Unmarried cohabitants living together need to use caution when spending time or money on improving “shared” property. A recent opinion by the Michigan Court of Appeals, Williams v. Hartley, left one unmarried cohabitant with nothing to show for his efforts to improve the “shared” property of the couple after they separated.
Williams and Hartley became romantically involved and began to live together, under the assumption that they would marry in the future. That assumption proved costly for Williams. During their cohabitation, Williams and Hartley significantly improved the value of the property in which they lived, which was solely owned by Hartley and her father. However, when things went sour they separated and Williams sued Hartley to recover the value of his labor and the amount he spent on resources improving the property.
The Court of Appeals determined that Williams was entitled to receive nothing for his efforts. The law in Michigan provides that services rendered during a non-marital cohabitation relationship are presumed to be gratuitous. Unless the plaintiff can show that he expected payment from the defendant at the time he rendered the services and, also that the defendant expected to pay for the services, the plaintiff will not be able to overcome this presumption.

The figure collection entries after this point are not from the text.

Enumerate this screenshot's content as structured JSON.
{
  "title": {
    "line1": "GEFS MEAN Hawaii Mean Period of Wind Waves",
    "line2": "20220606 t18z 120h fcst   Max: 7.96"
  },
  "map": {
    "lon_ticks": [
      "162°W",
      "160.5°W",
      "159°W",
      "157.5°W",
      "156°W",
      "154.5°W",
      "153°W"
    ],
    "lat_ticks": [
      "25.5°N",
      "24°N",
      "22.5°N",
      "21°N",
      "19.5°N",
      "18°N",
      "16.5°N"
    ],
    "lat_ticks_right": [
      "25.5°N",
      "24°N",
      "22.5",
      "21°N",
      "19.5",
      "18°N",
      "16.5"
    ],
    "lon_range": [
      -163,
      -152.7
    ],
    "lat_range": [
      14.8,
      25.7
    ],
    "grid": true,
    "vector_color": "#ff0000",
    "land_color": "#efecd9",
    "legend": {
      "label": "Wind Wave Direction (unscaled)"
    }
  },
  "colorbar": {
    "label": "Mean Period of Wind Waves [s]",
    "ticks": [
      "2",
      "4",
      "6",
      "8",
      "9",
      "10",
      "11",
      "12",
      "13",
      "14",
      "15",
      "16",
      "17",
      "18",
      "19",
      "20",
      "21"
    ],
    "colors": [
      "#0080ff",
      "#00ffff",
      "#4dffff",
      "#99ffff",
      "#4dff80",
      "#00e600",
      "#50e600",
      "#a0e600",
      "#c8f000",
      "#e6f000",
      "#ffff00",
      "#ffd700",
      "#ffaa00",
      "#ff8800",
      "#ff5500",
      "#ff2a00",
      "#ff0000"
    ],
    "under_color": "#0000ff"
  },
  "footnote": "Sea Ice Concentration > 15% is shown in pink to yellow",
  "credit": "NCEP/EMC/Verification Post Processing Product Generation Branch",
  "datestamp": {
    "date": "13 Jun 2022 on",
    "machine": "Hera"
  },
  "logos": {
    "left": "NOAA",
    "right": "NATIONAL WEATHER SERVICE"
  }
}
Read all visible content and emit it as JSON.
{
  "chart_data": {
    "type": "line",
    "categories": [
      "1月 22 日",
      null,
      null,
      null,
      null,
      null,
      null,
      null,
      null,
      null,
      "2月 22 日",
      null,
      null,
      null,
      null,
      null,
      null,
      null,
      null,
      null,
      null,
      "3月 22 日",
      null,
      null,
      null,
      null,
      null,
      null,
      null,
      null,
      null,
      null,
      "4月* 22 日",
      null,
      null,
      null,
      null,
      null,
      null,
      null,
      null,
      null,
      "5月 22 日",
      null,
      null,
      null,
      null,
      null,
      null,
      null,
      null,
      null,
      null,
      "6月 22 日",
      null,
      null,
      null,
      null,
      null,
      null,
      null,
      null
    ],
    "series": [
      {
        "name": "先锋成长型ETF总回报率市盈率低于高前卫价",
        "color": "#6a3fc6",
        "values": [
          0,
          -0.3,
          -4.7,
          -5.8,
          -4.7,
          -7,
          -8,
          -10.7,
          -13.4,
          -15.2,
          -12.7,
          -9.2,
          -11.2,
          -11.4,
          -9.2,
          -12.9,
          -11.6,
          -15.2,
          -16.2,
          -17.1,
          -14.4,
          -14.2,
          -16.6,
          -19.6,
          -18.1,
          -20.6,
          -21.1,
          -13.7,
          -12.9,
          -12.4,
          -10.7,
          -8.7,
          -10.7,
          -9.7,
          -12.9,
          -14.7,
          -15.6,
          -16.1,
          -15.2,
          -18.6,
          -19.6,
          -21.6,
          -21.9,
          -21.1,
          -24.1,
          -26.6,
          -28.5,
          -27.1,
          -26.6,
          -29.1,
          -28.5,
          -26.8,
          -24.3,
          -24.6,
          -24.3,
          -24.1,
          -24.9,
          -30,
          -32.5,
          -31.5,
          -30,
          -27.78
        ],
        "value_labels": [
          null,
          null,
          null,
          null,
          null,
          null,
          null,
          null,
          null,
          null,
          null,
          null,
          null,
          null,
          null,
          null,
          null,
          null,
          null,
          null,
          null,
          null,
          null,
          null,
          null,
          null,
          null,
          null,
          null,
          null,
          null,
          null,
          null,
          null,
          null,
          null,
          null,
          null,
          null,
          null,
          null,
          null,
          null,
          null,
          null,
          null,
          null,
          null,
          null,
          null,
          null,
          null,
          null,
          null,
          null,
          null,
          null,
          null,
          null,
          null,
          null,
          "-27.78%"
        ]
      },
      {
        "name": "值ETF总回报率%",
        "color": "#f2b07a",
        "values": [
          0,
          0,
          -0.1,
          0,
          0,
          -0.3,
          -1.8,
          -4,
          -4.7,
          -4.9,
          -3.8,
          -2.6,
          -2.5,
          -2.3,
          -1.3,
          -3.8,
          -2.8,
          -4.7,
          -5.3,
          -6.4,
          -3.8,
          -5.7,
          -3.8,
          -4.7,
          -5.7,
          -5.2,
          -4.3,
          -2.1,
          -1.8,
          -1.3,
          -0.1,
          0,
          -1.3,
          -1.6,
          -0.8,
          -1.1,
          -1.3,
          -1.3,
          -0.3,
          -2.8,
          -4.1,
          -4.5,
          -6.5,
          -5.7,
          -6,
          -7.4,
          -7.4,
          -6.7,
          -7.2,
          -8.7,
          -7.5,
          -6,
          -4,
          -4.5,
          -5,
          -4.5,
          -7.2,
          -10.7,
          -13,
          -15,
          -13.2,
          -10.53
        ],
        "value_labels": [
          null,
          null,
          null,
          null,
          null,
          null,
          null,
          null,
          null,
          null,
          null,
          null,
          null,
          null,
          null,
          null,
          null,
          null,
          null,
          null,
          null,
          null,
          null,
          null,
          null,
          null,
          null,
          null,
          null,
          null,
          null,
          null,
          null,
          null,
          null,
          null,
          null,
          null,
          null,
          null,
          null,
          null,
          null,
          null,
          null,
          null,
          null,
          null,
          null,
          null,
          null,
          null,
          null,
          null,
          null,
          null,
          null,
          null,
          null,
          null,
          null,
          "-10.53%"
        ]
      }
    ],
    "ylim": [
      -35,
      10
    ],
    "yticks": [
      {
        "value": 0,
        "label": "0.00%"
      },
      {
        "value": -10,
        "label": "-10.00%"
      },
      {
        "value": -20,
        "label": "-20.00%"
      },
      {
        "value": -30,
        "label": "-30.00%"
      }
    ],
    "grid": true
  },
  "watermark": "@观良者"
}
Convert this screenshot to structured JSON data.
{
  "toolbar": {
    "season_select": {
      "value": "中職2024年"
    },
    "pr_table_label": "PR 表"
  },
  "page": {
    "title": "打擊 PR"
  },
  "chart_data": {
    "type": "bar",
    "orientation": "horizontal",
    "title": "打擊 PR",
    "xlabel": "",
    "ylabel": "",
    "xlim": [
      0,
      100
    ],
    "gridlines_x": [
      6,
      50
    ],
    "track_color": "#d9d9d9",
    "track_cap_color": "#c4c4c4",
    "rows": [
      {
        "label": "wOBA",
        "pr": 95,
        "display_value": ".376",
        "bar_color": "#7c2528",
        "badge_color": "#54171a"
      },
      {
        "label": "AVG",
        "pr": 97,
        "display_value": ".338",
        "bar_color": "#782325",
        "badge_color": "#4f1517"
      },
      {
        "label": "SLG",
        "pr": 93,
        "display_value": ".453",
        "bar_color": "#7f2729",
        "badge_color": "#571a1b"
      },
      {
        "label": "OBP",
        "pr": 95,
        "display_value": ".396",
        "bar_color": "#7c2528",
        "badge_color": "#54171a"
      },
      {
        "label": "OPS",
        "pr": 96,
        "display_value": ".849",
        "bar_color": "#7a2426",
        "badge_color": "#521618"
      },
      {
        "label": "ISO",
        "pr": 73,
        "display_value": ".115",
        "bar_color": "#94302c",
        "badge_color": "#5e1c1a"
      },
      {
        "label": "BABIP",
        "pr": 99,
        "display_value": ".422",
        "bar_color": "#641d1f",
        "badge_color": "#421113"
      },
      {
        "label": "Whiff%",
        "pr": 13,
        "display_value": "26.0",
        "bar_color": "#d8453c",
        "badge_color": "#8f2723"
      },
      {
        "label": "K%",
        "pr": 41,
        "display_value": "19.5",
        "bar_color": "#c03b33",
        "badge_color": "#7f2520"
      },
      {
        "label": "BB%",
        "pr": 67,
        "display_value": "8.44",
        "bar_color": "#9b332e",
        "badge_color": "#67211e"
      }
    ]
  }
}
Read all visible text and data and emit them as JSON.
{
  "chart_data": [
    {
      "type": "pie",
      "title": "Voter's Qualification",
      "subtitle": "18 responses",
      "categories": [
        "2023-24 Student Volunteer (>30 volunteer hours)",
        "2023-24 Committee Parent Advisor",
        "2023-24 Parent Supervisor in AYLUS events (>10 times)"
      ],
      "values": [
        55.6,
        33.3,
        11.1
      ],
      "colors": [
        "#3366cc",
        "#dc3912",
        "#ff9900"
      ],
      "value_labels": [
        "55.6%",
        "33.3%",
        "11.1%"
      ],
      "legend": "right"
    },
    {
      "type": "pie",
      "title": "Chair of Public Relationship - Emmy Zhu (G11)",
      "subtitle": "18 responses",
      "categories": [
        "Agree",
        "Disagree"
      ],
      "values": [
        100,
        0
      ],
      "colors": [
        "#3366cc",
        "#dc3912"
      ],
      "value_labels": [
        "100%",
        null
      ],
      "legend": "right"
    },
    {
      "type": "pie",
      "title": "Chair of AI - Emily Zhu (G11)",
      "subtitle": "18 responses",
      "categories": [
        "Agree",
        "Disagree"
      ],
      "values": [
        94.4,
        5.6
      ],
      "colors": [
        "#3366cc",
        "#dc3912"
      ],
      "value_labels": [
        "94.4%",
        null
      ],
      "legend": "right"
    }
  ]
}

Arguments made by Williams such as unjust enrichment, gifts made in contemplation of marriage and quantum meriut were all rejected by the Court of Appeals. Courts will only enforce non-marital cohabitation agreements made with adequate and independent consideration. The Court of Appeals held to hold otherwise would be to “resurrect common-law marriage.” Unmarried co-habitants have no rights to property division in the absence of a specific contract.